First of all, she is taking the conventional approach. She has just finished her sixth (and I believe her last) round of chemo. I look at her and I am frankly, amazed at that fact. I mean, I know she has been through chemo because I sat with her through her last appointment, but she sure doesn't look or act like anyone I've ever seen on chemo. Her color is great, her energy (while it is lower than she likes and is frustrating to her) is far higher than plenty of people who have never even taken chemo, and yes, she may be bald, but she's still lovely.
And I think I know why. You see, when Hoddy found out she had serious cancer, she began to research. The first area she looked into was food She doesn't eat any inflammatory foods (such as dairy). She does eat a lot of alkaline foods like kim chee and sauerkraut and she takes a spoonful of apple cider vinegar a couple of days a week. She also eats no, absolutely no sugar (because cancer likes sugar). She drinks green tea, she takes oil of cannabis, she eats a ton of antioxidant rich foods, and she is 100 percent organic (although she was already mostly organic for the last few years before the diagnosis, I must admit). She also takes herbs that really help her with her blood counts, and drinks a ton of water (some of it infused with chlorophyll and lemon for their alkalizing properties). She also fasts for 24 hours before and the entire day of her chemos, because the rate of absorption of the medicines is much higher when the cancer cells are hungry. (When people ask her how she can do that, she says "I'm highly motivated.")
The next thing she does is acupuncture. Not just for the effects of the chemo, but also to help her body be strong and fight the disease. She does an infrared sauna a few days a week. She works out and takes walks, even when she is tired, because it makes her feel better. She spends time with her children - yesterday she took them swimming after school and she gets up early every morning so she and her husband get them a good healthy breakfast and a good start to their day. In other words, she lives her daily life as much as she possibly can.
Hoddy does rest of course; she has to let the chemo do the work. But let's face it, chemotherapy is hardly therapeutic - it's entire purpose is to poison a person within a hairsbreadth of their life - she has to rest whether she wants to or not. So sometimes she rests.
Another front she does battle on is addressing the emotional issues associated with being diagnosed with cancer at age thirty-three. She sees a therapist, she meditates, she's just started going to an energy worker (similar to acupuncture but a little more spiritual). When she's feeling down, she'll get a facial or a massage or pedicure - something that makes her feel relaxed. She spends time with her friends when she can, and she lets them help her - something that is not easy for her to do, but she knows she would want to do the same for them and she knows she needs them right now.

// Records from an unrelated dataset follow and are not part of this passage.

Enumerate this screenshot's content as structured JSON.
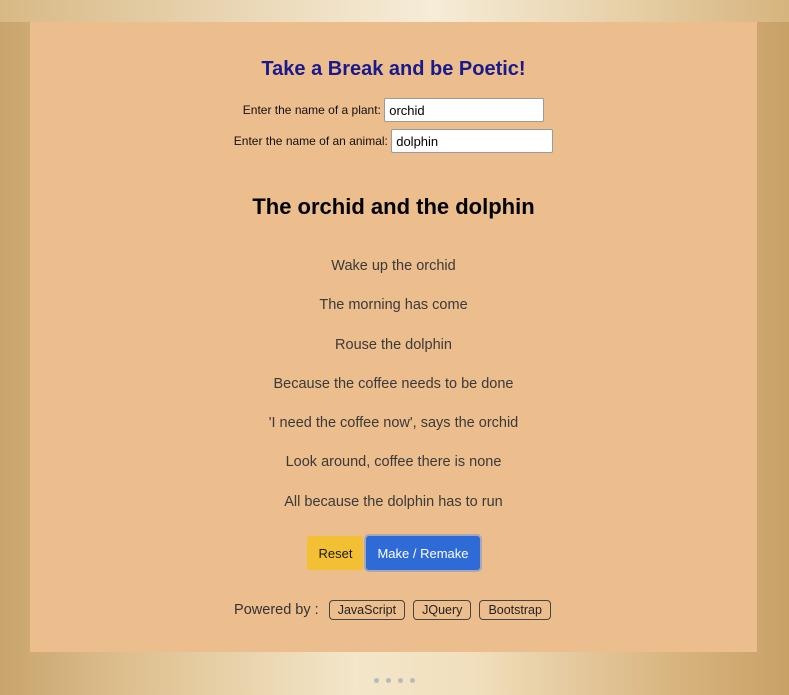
{
  "header": {
    "title": "Take a Break and be Poetic!"
  },
  "form": {
    "plant_label": "Enter the name of a plant:",
    "plant_value": "orchid",
    "animal_label": "Enter the name of an animal:",
    "animal_value": "dolphin"
  },
  "poem": {
    "title": "The orchid and the dolphin",
    "lines": [
      "Wake up the orchid",
      "The morning has come",
      "Rouse the dolphin",
      "Because the coffee needs to be done",
      "'I need the coffee now', says the orchid",
      "Look around, coffee there is none",
      "All because the dolphin has to run"
    ]
  },
  "buttons": {
    "reset_label": "Reset",
    "make_label": "Make / Remake"
  },
  "footer": {
    "powered_label": "Powered by :",
    "tags": [
      "JavaScript",
      "JQuery",
      "Bootstrap"
    ]
  },
  "colors": {
    "card_background": "#ecbd8d",
    "title_color": "#1a1a8c",
    "reset_button": "#f4c033",
    "make_button": "#2e6bd6"
  }
}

She's scared, no doubt, but she is trying really hard to live in the moment, to do what she can do and let go of the rest. It's possibly the hardest of all the battles, accepting that this is real and dealing with the unknowns, but Hoddy is valiantly staying the course, communicating, asking and receiving.
As I've said, I'd be hard-pressed to imagine anyone who is fighting harder or doing more to beat cancer than Hoddy. And her energy and moxie and her creative, eclectic approach to this disease is inspiring to me in countless ways. She is the epitome of giving life one's all. I hope with all my being that I have been able to give her some comfort and love and joy on this trip but this I know: I will go home forever changed and inspired by what my brave and beautiful cousin has given me.
So - thanks from every part of my being for being, Hoddy Potter. And Namaste, baby. Namaste.